BERLIN – A dangerous but scarce, mosquito-borne virus has turned up in a mosquito pool from northwest Worcester County, only a week after the first probable case of West Nile Virus (WNV) in 2007 was identified in Worcester County.
A state lab found eastern equine encephalitis (EEE) in a mosquito pool from a swamp on the Worcester County side of the Pocomoke River, just west of Whaleyville. Luckily, these sinisterly named “dark swamp mosquitoes” rarely leave the swamp and feed mostly on birds.
EEE is no exotic virus, having been present in Worcester County for certain since 1933, unlike WNV, which arrived in the United States in 1999. According to Maryland Department of Agriculture mosquito control chief Cy Lesser, historical accounts going back to colonial times describe symptoms in horses similar to EEE.
“It’s rare and it’s not,” said Lesser. “We have periods when we’ll find multiple collections of mosquitoes harboring the virus, for a couple years in a row. Then it’ll disappear for a couple years.”
The virus is not restricted to horses, despite the name, occurring most frequently in local birds. While the local avians are adapted to EEE and rarely suffer more than a minor illness, humans, horses, emus and ostriches can develop serious illnesses and die from the disease.
Although the disease is rare, it carries a 50-percent fatality rate in those who develop illness, and the survivors do not emerge unscathed.
“Even if there’s not a fatality, the people who do survive have really severe neurological complications for the rest of their lives,” Lesser said. “It’s a very nasty virus.”
In contrast, less than 10 percent of WNV sufferers with neurological symptoms die.
Horses and flightless birds can be protected with a vaccine, but there is no EEE vaccine for humans.
Maryland’s last human case of EEE was reported nearly 20 years ago, in 1989, but there were two horse victims in Worcester County in 2003 near Pocomoke City.
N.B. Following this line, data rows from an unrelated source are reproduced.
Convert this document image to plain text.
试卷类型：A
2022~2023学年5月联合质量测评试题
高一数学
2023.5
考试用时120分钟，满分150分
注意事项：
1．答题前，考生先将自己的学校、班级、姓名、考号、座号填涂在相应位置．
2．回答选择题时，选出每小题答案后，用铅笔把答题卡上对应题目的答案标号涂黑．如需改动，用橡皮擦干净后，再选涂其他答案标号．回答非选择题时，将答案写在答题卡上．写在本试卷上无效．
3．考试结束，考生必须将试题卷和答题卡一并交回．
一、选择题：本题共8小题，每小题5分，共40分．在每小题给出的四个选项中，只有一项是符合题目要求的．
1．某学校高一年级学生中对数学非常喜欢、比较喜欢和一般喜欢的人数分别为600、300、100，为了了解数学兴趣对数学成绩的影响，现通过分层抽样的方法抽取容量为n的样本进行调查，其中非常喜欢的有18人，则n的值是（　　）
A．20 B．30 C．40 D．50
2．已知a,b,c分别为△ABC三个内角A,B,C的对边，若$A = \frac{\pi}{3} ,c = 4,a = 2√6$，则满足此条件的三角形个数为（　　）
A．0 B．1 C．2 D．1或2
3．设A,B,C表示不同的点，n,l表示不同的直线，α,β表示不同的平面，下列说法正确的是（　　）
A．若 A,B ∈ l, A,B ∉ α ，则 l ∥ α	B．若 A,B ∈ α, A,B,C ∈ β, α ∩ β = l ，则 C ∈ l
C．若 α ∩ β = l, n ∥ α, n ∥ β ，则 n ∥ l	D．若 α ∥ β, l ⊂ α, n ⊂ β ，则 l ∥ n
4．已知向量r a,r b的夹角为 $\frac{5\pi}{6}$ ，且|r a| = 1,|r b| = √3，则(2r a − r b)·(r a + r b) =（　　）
Lesser said there are no plans for more mosquito-spraying in the area where the EEE infected mosquitoes were found because of its isolation. The historical presence of EEE means that the area is already intensely monitored, he said, and that will continue into the fall. “The risk of the virus diminished greatly as the weather starts to cool,” he said.
The possible West Nile Virus case identified in Worcester County last week, the first this year in Maryland if proved, has not been confirmed yet.
“We have not received the final testing results. They’re not complete yet,” said Kelly O’Keane, from the office of the Worcester County Health Officer.